Essa experiência na Europa permitiu ao técnico Lucas Piccinato testar variações táticas contra adversários de alto nível. Com uma base multicampeã mantida, o Corinthians confia no entrosamento de suas principais atletas, como a meia Gabi Zanotti, para explorar os pontos fortes da equipe e garantir mais um troféu para sua galeria.

Equipe de arbitragem e detalhes do confronto

Um destaque importante para esta final é a composição da equipe de arbitragem, que reforça o protagonismo feminino em todas as áreas do esporte.

O comando do apito estará a cargo da experiente árbitra Edina Alves Batista, uma das principais referências da arbitragem brasileira no cenário internacional.

Ela será auxiliada nas laterais do campo por Neuza Inês Back e Fabrini Bevilaqua Costa, duas assistentes de alto calibre e com vasta experiência em competições nacionais e sul-americanas.

A tecnologia do árbitro de vídeo (VAR) também estará sob comando feminino, com Charly Wendy Straub Deretti sendo a responsável por revisar os lances capitais da partida na cabine.

Estratégias e prováveis escalações para o dérbi

Ambas as equipes chegam bem preparadas após pré-temporadas intensas, que incluíram jogos-treino para aprimorar o condicionamento físico e os ajustes táticos.
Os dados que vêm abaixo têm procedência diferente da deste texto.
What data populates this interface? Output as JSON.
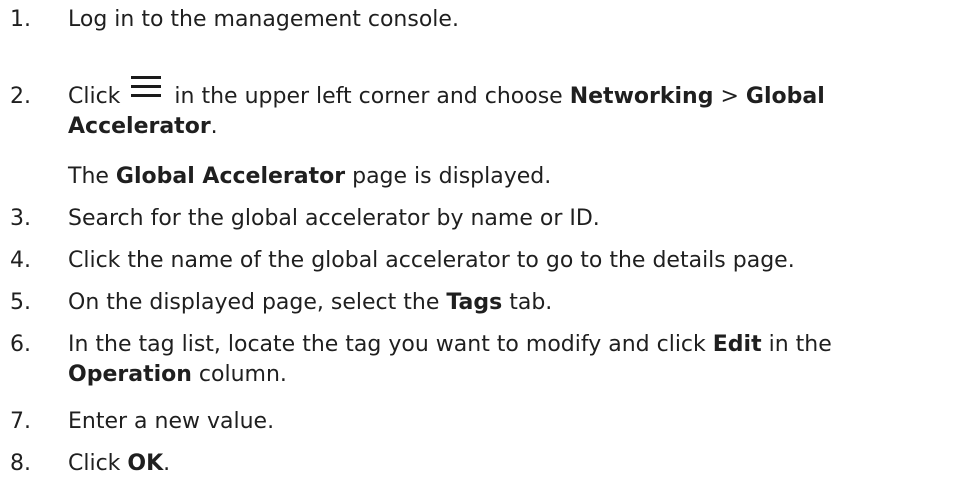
{
  "steps": [
    {
      "num": "1.",
      "text": "Log in to the management console."
    },
    {
      "num": "2.",
      "prefix": "Click",
      "icon": "hamburger-menu-icon",
      "mid": "in the upper left corner and choose",
      "bold1": "Networking",
      "sep": ">",
      "bold2": "Global",
      "bold3": "Accelerator",
      "end": ".",
      "note_bold": "Global Accelerator",
      "note_pre": "The",
      "note_post": "page is displayed."
    },
    {
      "num": "3.",
      "text": "Search for the global accelerator by name or ID."
    },
    {
      "num": "4.",
      "text": "Click the name of the global accelerator to go to the details page."
    },
    {
      "num": "5.",
      "pre": "On the displayed page, select the",
      "bold": "Tags",
      "post": "tab."
    },
    {
      "num": "6.",
      "pre": "In the tag list, locate the tag you want to modify and click",
      "bold": "Edit",
      "post": "in the",
      "bold2": "Operation",
      "post2": "column."
    },
    {
      "num": "7.",
      "text": "Enter a new value."
    },
    {
      "num": "8.",
      "pre": "Click",
      "bold": "OK",
      "post": "."
    }
  ]
}
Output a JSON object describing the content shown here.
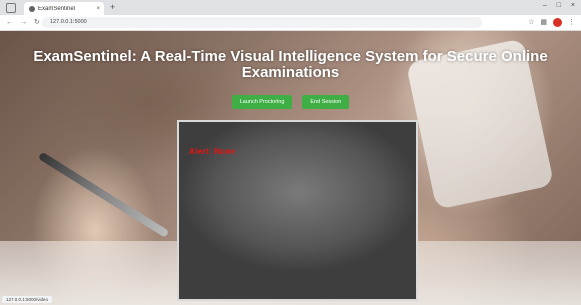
{
  "browser": {
    "tab_title": "ExamSentinel",
    "tab_close": "×",
    "new_tab": "+",
    "url": "127.0.0.1:5000",
    "controls": {
      "minimize": "–",
      "maximize": "□",
      "close": "×"
    }
  },
  "page": {
    "title": "ExamSentinel: A Real-Time Visual Intelligence System for Secure Online Examinations",
    "buttons": {
      "launch": "Launch Proctoring",
      "end": "End Session"
    },
    "camera": {
      "alert": "Alert: None"
    },
    "status_bar": "127.0.0.1:5000/video"
  },
  "colors": {
    "button": "#3fae45",
    "alert": "#ee1111"
  }
}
Pelo lado do Palmeiras, a provável escalação da técnica Rosana deve contar com Kate Tapia no gol; a linha defensiva formada por Fê Palermo, Pati Maldaner, Poliana e Raissa Bahia; o meio-campo com Ingryd, Andressinha e Brena; e o ataque composto por Duda Santos, a estrela Bia Zaneratto e Tainá Maranhão. O objetivo é formar uma equipe equilibrada, capaz de neutralizar as investidas rápidas do adversário e manter a posse de bola para construir as jogadas ofensivas. Já o Corinthians, comandado por Lucas Piccinato, deve ir a campo com Lelê; Gi Fernandes, Thais Ferreira, Letícia Teles e Tamires; o meio-campo com Duda Sampaio, Ana Vitória e Andressa Alves; e o trio de ataque com Gabi Zanotti, Jaqueline e Belén Aquino. A versatilidade de jogadoras como Tamires, que pode atuar em mais de uma função, oferece ao treinador opções táticas para mudar o panorama do jogo conforme a necessidade.
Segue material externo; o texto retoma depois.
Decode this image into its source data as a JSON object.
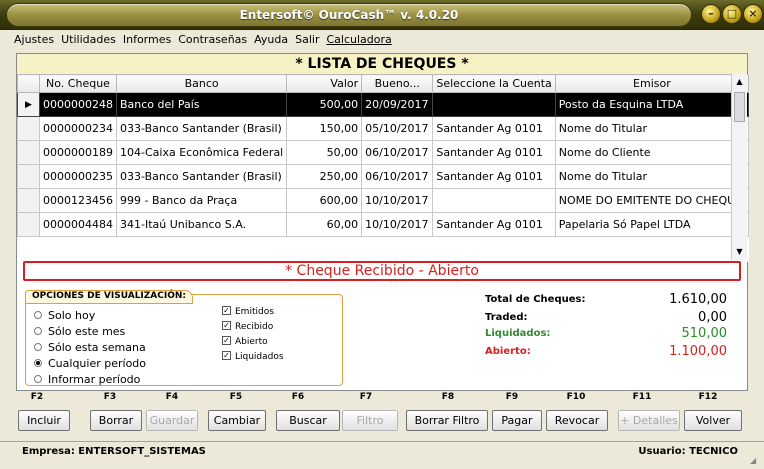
{
  "window": {
    "title": "Entersoft© OuroCash™ v. 4.0.20",
    "buttons": [
      "–",
      "□",
      "×"
    ]
  },
  "menu": [
    "Ajustes",
    "Utilidades",
    "Informes",
    "Contraseñas",
    "Ayuda",
    "Salir",
    "Calculadora"
  ],
  "list_title": "* LISTA DE CHEQUES *",
  "table": {
    "columns": [
      "No. Cheque",
      "Banco",
      "Valor",
      "Bueno...",
      "Seleccione la Cuenta",
      "Emisor"
    ],
    "rows": [
      [
        "0000000248",
        "Banco del País",
        "500,00",
        "20/09/2017",
        "",
        "Posto da Esquina LTDA"
      ],
      [
        "0000000234",
        "033-Banco Santander (Brasil)",
        "150,00",
        "05/10/2017",
        "Santander Ag 0101",
        "Nome do Titular"
      ],
      [
        "0000000189",
        "104-Caixa Econômica Federal",
        "50,00",
        "06/10/2017",
        "Santander Ag 0101",
        "Nome do Cliente"
      ],
      [
        "0000000235",
        "033-Banco Santander (Brasil)",
        "250,00",
        "06/10/2017",
        "Santander Ag 0101",
        "Nome do Titular"
      ],
      [
        "0000123456",
        "999 - Banco da Praça",
        "600,00",
        "10/10/2017",
        "",
        "NOME DO EMITENTE DO CHEQUE"
      ],
      [
        "0000004484",
        "341-Itaú Unibanco S.A.",
        "60,00",
        "10/10/2017",
        "Santander Ag 0101",
        "Papelaria Só Papel LTDA"
      ]
    ],
    "row_indicator": "▶"
  },
  "cheque_status": "* Cheque Recibido - Abierto",
  "options": {
    "legend": "OPCIONES DE VISUALIZACIÓN:",
    "radios": [
      "Solo hoy",
      "Sólo este mes",
      "Sólo esta semana",
      "Cualquier período",
      "Informar período"
    ],
    "selected_radio": "Cualquier período",
    "checks": [
      "Emitidos",
      "Recibido",
      "Abierto",
      "Liquidados"
    ]
  },
  "totals": {
    "total_label": "Total de Cheques:",
    "total_value": "1.610,00",
    "traded_label": "Traded:",
    "traded_value": "0,00",
    "liquidados_label": "Liquidados:",
    "liquidados_value": "510,00",
    "abierto_label": "Abierto:",
    "abierto_value": "1.100,00",
    "colors": {
      "liquidados": "#2e8b2e",
      "abierto": "#d62020"
    }
  },
  "fkeys": [
    {
      "key": "F2",
      "label": "Incluir",
      "enabled": true
    },
    {
      "key": "F3",
      "label": "Borrar",
      "enabled": true
    },
    {
      "key": "F4",
      "label": "Guardar",
      "enabled": false
    },
    {
      "key": "F5",
      "label": "Cambiar",
      "enabled": true
    },
    {
      "key": "F6",
      "label": "Buscar",
      "enabled": true
    },
    {
      "key": "F7",
      "label": "Filtro",
      "enabled": false
    },
    {
      "key": "F8",
      "label": "Borrar Filtro",
      "enabled": true
    },
    {
      "key": "F9",
      "label": "Pagar",
      "enabled": true
    },
    {
      "key": "F10",
      "label": "Revocar",
      "enabled": true
    },
    {
      "key": "F11",
      "label": "+ Detalles",
      "enabled": false
    },
    {
      "key": "F12",
      "label": "Volver",
      "enabled": true
    }
  ],
  "statusbar": {
    "empresa": "Empresa: ENTERSOFT_SISTEMAS",
    "usuario": "Usuario: TECNICO"
  }
}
Preparação intensa para o primeiro grande teste

Os dois clubes realizaram uma preparação focada para o início da temporada, utilizando confrontos contra equipes do interior de São Paulo para dar ritmo de jogo às atletas e testar as formações táticas planejadas para o ano. Esses amistosos foram cruciais para integrar as novas contratações e ajustar os sistemas defensivo e ofensivo.

A final da Supercopa funciona como um termômetro ideal antes do início do Campeonato Brasileiro Feminino, previsto para a próxima semana. O desempenho em um clássico de alta exigência fornecerá aos treinadores dados valiosos sobre o estágio físico e técnico de seus elencos, além de servir como um grande impulso de confiança para a equipe vencedora.
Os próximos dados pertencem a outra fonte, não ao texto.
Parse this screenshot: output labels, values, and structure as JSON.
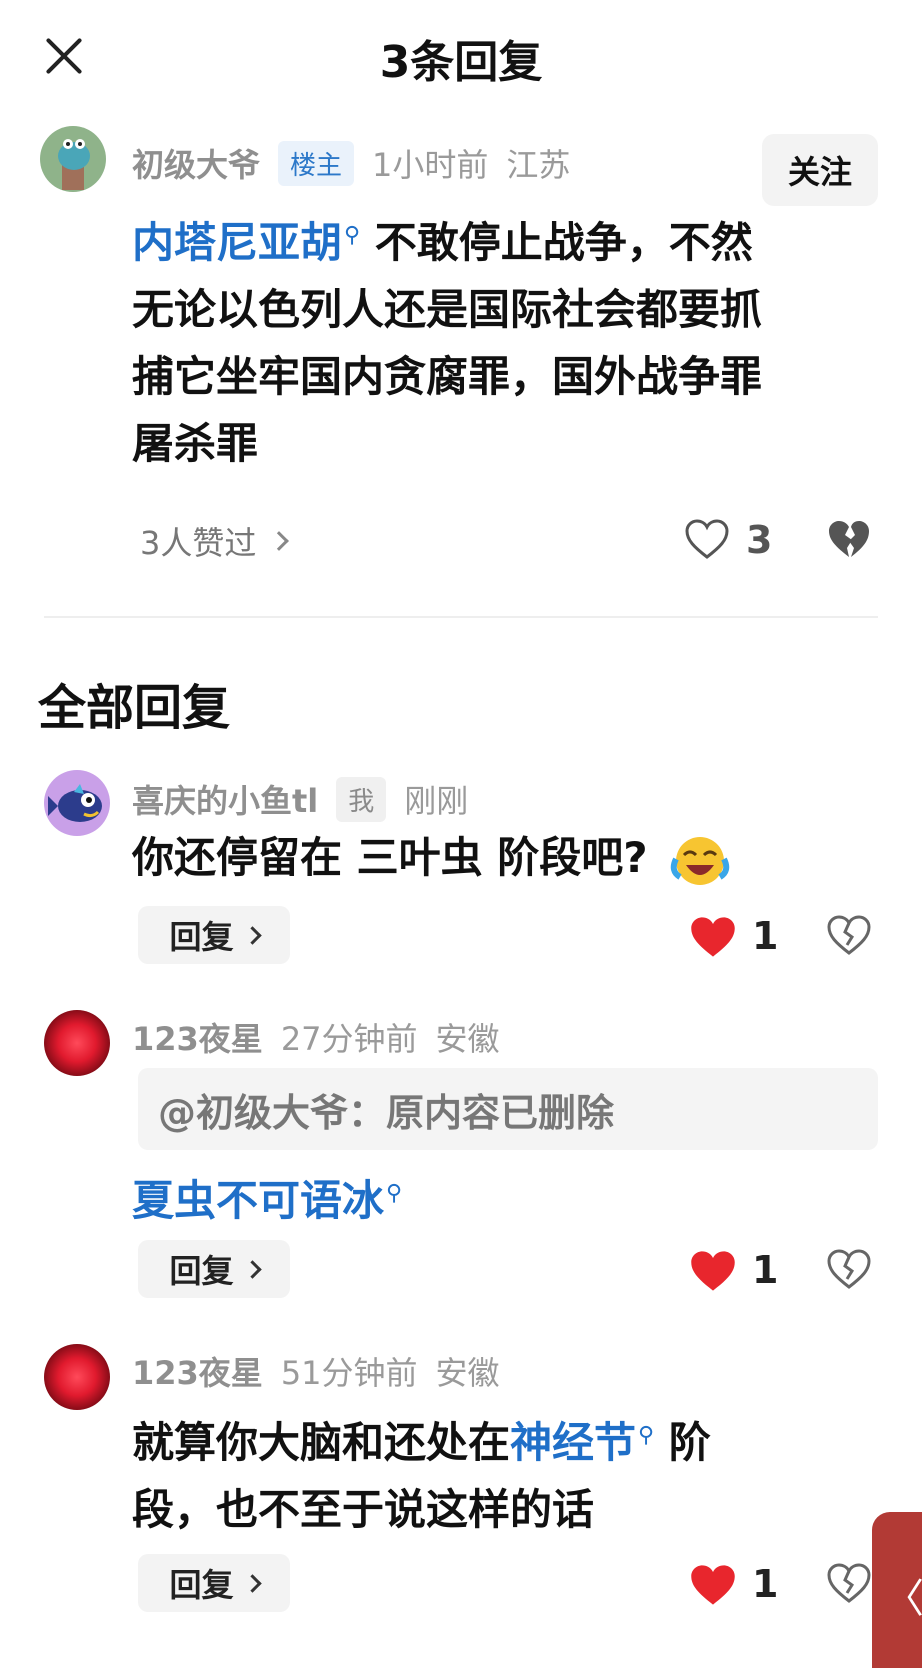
{
  "header": {
    "title": "3条回复"
  },
  "main_comment": {
    "username": "初级大爷",
    "badge": "楼主",
    "time": "1小时前",
    "location": "江苏",
    "follow_label": "关注",
    "link_text": "内塔尼亚胡",
    "text_line1_rest": "不敢停止战争，不然",
    "text_line2": "无论以色列人还是国际社会都要抓",
    "text_line3": "捕它坐牢国内贪腐罪，国外战争罪",
    "text_line4": "屠杀罪",
    "liked_by": "3人赞过",
    "like_count": "3"
  },
  "section_title": "全部回复",
  "replies": [
    {
      "username": "喜庆的小鱼tl",
      "badge": "我",
      "time": "刚刚",
      "text": "你还停留在 三叶虫 阶段吧?",
      "reply_label": "回复",
      "like_count": "1"
    },
    {
      "username": "123夜星",
      "time": "27分钟前",
      "location": "安徽",
      "quote": "@初级大爷：原内容已删除",
      "link_text": "夏虫不可语冰",
      "reply_label": "回复",
      "like_count": "1"
    },
    {
      "username": "123夜星",
      "time": "51分钟前",
      "location": "安徽",
      "text_prefix": "就算你大脑和还处在",
      "link_text": "神经节",
      "text_suffix": "阶",
      "text_line2": "段，也不至于说这样的话",
      "reply_label": "回复",
      "like_count": "1"
    }
  ],
  "side_tab_glyph": "〈",
  "colors": {
    "link": "#1f6fc8",
    "heart": "#e8262d",
    "side_tab": "#b23a35"
  }
}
Arena Barueri pronta para o espetáculo

O palco da grande decisão, a Arena Barueri, passou por manutenções recentes para garantir as melhores condições para a prática do futebol. Com um gramado preparado para suportar a intensidade de um jogo decisivo, a expectativa é de um grande espetáculo para os torcedores presentes e para quem acompanha pela televisão, reforçando a imagem positiva e o crescimento comercial do futebol feminino no Brasil.